Coffee And Code, Engaging a Community

Coffee & Code meetups in Phoenix started around 2012 in Heatsync Labs in Downtown Mesa. It was a cool thing to see. At the time I was a coffee shop owner across the street from a hackerspace, and all these hellaciously nerdy kids would come in and show me little circuit boards and shit. At the time I was a little to busy to understand the importance however.

What Is It?

Coffee and Code has provided a lot of things through out its years of existence. We have helped spawn companys that have been sold for millions of dollars. We have also assisted folks in gaining confidence in their day, and for that we should all feel the most rewarded. Soemtimes people would come to the event just looking to pick up a new skillset. We helped people get jobs, and helped people who had just lost jobs. In the tech industry both of these facets are extremely common, and I'd like to think we did our part to help with it!

Basically the concept of Coffee & Code spawned from a couple folks that had met up and and needed a place to work. Heatsync Labs was a good candidate for it because of its obscurity and proximity to them. Luis Montes & Blaine Bublitz fostered the event in its early years with me. I owned a coffee shop across the street called Lo Fi Cofee, and the concept was simple. I would provide coffee, and they would provide nerds.

Through out the years we have had anywhere from forty people attend on a random Wednesday in July to two people the day before Christmas in 2014....Myself and Luis Montes because we had forgot to buy Christmas presents for our girlfriend and/or wife making our Christmas presents on the laser cutter in the lab.

We Stay Diverse!

Diversity is crucial in the code world. Through out the years I have noticed that tech is completely dominated by males. At Coffee & Code we managed to somehow keep an open feeling for folks of all races, colors, and genders. It lends itself well to our goals, and also the mindset of us when we realized the treasure that we had built.

Tech is an amalgamation of people's thoughts and beliefs. If we were to create a situation where we succor ourselves into a male dominated landscape that would limit our ability to grow. We are AT BEST utilizing less than fifty percent of the brain power the world has to offer by keeping to a less diverse male driven group. EVERYONE has something to offer.

Even the new folks who are there to learn, or the 17 year old looking for help with his Python homework. We have something to gain from just being in their presence. By having a student ask a question, it challenges our programmatic fundamentals. By having a woman come in and ask for help with a knitting project, it pushes us to help with newer things. By having confrontations about ethics, and rules, we can discuss and think about our own morales and values.

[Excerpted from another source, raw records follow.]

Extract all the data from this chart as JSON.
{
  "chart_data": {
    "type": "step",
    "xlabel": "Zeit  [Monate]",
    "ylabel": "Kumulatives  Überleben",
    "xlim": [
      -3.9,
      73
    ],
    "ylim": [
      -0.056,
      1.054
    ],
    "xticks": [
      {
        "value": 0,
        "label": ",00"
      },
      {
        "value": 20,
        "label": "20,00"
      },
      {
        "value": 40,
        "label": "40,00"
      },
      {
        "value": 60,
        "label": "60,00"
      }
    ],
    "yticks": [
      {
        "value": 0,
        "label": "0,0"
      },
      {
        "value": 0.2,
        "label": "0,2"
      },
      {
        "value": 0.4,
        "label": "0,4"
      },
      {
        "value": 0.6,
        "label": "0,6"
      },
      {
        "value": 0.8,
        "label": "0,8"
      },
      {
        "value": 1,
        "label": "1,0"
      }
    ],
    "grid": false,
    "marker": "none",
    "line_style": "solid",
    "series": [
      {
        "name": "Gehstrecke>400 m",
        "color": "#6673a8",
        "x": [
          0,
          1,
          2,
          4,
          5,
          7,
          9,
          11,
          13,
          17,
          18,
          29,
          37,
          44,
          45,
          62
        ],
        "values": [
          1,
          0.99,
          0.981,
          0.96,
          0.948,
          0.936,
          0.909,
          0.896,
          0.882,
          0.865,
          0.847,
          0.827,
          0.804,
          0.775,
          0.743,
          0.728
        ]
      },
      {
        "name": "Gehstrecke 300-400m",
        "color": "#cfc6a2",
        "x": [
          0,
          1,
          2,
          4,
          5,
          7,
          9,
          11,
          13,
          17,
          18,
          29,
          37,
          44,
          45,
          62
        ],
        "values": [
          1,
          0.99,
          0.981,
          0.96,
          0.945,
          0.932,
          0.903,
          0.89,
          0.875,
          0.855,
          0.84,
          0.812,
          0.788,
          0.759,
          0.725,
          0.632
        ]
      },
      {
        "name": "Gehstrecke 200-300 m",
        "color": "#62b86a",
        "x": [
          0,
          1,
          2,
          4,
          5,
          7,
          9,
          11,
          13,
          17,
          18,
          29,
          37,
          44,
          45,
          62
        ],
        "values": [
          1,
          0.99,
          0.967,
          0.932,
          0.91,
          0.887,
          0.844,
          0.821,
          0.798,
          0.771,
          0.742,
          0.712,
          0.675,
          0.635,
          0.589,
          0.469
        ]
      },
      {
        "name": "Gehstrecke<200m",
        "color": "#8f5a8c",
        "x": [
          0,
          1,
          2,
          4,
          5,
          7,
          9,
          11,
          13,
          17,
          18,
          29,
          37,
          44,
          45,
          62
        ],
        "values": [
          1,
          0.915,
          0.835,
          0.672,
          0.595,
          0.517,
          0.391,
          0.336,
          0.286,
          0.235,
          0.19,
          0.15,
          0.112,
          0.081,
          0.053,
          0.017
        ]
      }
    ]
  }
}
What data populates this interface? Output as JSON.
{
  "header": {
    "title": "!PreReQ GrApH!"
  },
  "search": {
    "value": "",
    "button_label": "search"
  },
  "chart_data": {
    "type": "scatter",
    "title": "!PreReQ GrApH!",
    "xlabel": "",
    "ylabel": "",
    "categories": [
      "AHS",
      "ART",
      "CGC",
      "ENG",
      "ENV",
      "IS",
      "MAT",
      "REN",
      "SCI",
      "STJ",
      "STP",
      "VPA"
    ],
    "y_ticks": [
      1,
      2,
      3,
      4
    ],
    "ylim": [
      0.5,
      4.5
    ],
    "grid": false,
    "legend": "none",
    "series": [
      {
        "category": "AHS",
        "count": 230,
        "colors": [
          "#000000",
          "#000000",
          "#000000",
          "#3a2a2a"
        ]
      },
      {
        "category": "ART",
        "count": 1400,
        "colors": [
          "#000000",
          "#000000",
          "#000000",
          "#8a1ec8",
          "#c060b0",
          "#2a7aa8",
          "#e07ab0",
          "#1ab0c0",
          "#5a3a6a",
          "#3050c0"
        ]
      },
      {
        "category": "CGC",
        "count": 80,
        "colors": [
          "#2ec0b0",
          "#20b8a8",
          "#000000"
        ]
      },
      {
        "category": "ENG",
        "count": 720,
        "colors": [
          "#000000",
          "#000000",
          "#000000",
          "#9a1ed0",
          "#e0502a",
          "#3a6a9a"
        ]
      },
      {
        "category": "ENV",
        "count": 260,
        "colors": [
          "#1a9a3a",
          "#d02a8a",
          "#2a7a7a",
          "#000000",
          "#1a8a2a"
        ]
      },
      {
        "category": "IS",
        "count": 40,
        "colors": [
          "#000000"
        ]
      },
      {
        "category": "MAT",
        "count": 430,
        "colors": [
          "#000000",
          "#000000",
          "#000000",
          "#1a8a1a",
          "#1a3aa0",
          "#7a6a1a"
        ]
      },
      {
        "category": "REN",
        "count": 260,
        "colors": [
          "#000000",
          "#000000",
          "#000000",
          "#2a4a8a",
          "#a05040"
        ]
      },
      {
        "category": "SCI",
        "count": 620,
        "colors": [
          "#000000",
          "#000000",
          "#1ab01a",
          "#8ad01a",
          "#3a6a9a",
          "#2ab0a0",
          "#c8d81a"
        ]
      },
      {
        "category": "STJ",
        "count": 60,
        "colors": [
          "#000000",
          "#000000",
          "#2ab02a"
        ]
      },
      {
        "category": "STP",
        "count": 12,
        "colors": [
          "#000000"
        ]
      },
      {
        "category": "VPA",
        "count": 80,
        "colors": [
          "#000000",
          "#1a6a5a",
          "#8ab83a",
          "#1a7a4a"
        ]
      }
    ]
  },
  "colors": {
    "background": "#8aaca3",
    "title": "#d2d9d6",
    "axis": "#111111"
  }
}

Diversity is a crucial aspect.

We Built A Family

Coffee & Code has an alumni almost. Ask anyone who took part in it what they think. Some people had their views pushed in a heated conversation. Some people found the answer to a question about code they had been thinking about for a long time. Some people came and had a well-needed laugh while they were looking for a new job, or looking to sort out something in their life.

People know who we are in the neighborhood. They know what we do on Wednesdays, and we never turn them away when they come to us. We can often reach out to a person we haven't seen in years and they will still remember us fondly and have wonderful conversations.

People Learn At The Event

I will never forget one time sitting at Coffee & Code when a man walked in carrying a clear plastic bag, clearly coming straight from the Maricopa County lockup. Normally I get pretty tense in situations like this, but he had a bewildered look on his face that spoke of wonder. I saw this and it softened my attitude quite a bit.

I went up and introduced myself to him, and he told me he wanted to know what we were up to. I explained to him that we were a programming meetup, and he wanted to know more. He did not have a computer or anything of that nature with him, and he probably would never come to the event again, but I figured it would be fun to work with him anyways. We sat down and I showed him how to post his resume to the internet over the next hour, and we learned a little about HTML and what we can do and utilize by using it in our personal and professional lives. At the end of it, he had a resume, and I had learned a little bit more about how technology can help us.

Companies Grow Out Of The Concept

When you bring together a weekly meetup where hundreds. I can think off the top of my head atleast 5-7 companies that came from folks meeting at our event, or using the event space to organize their company. Heatsync Labs has a knack for that. Not to mention the countless amounts of contracts folks would get from coming to the event.

Seeing these companies grow, or seeing a contractor get a job and then move into a company from the event is a super rewarding feeling. In fact, I am one of the people who benefitted from this when I decided to switch to being a computer programmer, I had already built my networking skills well from going to Coffee and Code and meeting other people with like minds!

Growing With The Meetup

At the point of me writing this, Coffee & Code is almost seven years old! That means folks that were introduced to it as teens are now in their middle twenties, leaving college, and entering the workforce. For some of those teens they may ahve gained the skillset to just enter the work force straight out of college. Over time we have all grown from the meetup. The meetup still exists, and people still go to it!

The future for Coffee & Code is still bright, it's going to take a community effort to keep it going. I've ran spinoff meetups before, and I'm looking to establish another Coffee & Code in Portland where I live now. For right now you can still go to the meetup page and attend if you would like!